How to calculate my Expected Date of Delivery (EDD)?

Normally, your due date is 280 days (40 weeks or about 10 months [yes, 10 months!]) from the first day of your last period. However, if your periods are not regular or are not 28 days in cycle, your due date may be different from the “280-day rule.” Your health care provider may order an ultrasound to more accurately determine your due date. If you are certain of your conception date (the date when you got pregnant), please tell your health care provider. This information can be helpful in determining your estimated date of delivery (EDD).

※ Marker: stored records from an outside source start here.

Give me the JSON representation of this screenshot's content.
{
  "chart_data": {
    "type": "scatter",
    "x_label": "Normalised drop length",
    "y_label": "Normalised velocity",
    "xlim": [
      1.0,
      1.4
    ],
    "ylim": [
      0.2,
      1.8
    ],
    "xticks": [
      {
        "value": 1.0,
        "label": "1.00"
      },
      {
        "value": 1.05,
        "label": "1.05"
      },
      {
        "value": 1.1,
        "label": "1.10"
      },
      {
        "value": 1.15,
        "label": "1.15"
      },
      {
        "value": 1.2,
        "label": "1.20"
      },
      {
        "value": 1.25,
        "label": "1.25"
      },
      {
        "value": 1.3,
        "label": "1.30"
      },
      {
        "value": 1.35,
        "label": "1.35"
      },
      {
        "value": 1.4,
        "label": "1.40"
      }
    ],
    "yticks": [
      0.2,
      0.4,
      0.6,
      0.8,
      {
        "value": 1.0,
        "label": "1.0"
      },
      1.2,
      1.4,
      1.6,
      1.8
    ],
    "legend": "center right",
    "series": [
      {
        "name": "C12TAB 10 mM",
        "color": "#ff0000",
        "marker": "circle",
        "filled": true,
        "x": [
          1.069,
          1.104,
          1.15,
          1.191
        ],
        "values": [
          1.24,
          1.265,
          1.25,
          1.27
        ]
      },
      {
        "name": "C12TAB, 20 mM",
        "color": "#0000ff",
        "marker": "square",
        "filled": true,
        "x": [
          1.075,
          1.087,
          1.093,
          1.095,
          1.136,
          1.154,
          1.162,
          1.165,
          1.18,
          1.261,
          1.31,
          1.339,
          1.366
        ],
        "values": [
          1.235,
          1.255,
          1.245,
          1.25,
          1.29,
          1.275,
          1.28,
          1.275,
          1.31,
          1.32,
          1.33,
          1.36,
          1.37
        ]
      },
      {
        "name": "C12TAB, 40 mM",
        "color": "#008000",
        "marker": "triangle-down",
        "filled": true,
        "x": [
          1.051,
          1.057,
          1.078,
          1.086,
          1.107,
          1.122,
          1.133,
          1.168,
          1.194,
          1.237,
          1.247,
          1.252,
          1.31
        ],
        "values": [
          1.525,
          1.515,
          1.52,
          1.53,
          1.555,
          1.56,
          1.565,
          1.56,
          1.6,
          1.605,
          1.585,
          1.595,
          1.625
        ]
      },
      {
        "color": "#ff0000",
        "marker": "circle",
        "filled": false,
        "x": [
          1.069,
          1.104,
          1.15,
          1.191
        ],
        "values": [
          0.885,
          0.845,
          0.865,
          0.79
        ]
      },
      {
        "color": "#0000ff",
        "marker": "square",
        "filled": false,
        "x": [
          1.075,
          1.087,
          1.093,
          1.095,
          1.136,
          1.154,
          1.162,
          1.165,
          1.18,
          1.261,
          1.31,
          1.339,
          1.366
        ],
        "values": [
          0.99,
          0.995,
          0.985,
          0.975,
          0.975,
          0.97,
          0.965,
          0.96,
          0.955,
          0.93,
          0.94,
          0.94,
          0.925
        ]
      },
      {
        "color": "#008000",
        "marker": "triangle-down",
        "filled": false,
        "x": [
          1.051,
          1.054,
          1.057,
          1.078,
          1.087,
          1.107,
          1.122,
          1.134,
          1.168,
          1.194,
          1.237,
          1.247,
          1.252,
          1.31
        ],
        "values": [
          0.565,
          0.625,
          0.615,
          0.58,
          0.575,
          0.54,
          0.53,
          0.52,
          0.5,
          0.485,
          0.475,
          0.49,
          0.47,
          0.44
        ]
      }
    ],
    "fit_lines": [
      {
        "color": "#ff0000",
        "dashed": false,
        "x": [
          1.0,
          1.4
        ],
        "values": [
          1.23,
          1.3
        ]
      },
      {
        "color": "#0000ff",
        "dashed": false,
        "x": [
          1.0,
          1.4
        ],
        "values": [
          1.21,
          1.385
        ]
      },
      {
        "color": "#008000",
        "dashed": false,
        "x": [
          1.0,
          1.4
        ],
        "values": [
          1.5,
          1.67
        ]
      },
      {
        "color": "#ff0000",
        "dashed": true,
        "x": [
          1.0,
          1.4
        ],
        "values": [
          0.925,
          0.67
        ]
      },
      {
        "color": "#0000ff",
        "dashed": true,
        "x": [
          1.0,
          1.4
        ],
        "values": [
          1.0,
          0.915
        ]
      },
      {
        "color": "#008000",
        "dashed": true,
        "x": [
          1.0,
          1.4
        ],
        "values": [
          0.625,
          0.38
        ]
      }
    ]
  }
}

A full-term pregnancy lasts from 37 to 42 weeks, so your actual date of delivery can be different from your estimated date of delivery, which is sometimes called estimated date of confinement, or EDC. A very small number of babies are actually born on their due dates.

What Are Prenatal Vitamins?

For a mother’s health, and the health of her baby, she is advised to take so-called “prenatal vitamins.” These are specially formulated multivitamins that make up for any nutritional deficiencies in the mother’s diet during pregnancy. While the supplements contain numerous vitamins and minerals, their folic acid, iron, and calcium content are especially important.

Why the need for High Levels of Folic Acid, Iron and Calcium?

Folic acid can reduce the risk of having a baby with a serious birth defect of the brain and spinal cord, called the “neural tube.” A baby with Spina-bifida, the most common neural tube defect, is born with a spine that is not closed. The exposed nerves are damaged, leaving the child with varying degrees of paralysis, incontinence, and sometimes mental retardation. There are natural sources of folic acid: green leafy vegetables, nuts, beans, and citrus fruits. It’s also found in many fortified breakfast cereals and some vitamin supplements.

Calcium during pregnancy can prevent a new mother from losing her own bone density as the fetus uses the mineral for bone growth. Iron helps both the mother and baby’s blood carry oxygen. While a daily vitamin supplement is no substitute for a healthy diet, most women need supplements to make sure they get adequate levels of these minerals.

What should I do if my prenatal vitamin makes me nauseous?

Some prenatal vitamins can cause nausea in an already nauseous woman. If the prenatal vitamins make you sick, talk to your health care provider. He or she may be able to prescribe a different kind of prenatal vitamins (for example, chewable vitamins as opposed to those you swallow whole may be better tolerated by some women).

When should I contact my doctor?

Call your health care provider right away if you have:

  • Unusual or severe cramping or abdominal pain
  • Noticeable changes in your baby’s movement after 28 weeks gestation (if you don’t count 10 movements in 2 hours or less)
  • Difficulty breathing or shortness of breath that seems to be getting worse

Signs of premature labor are:

  • Regular tightening or pain in the lower abdomen or back
  • Any bleeding in the second or third trimester
  • Fluid leak
  • Pressure in the pelvis or vagina

Call your health care provider if you have any of the following conditions during pregnancy:

  • A fever over 100° Fahrenheit
  • Severe or persistent vomiting
  • Severe diarrhea
  • Fainting spells or dizziness
  • Pain, burning or trouble urinating
  • Unusual vaginal discharge
  • Vaginal bleeding
  • Swelling in your hands, fingers or face
  • Blurred vision or spots before your eyes
  • Sore, cracked or bleeding nipples
  • Severe headaches
  • Blurred vision
  • Pain or cramping in your arms, legs or chest.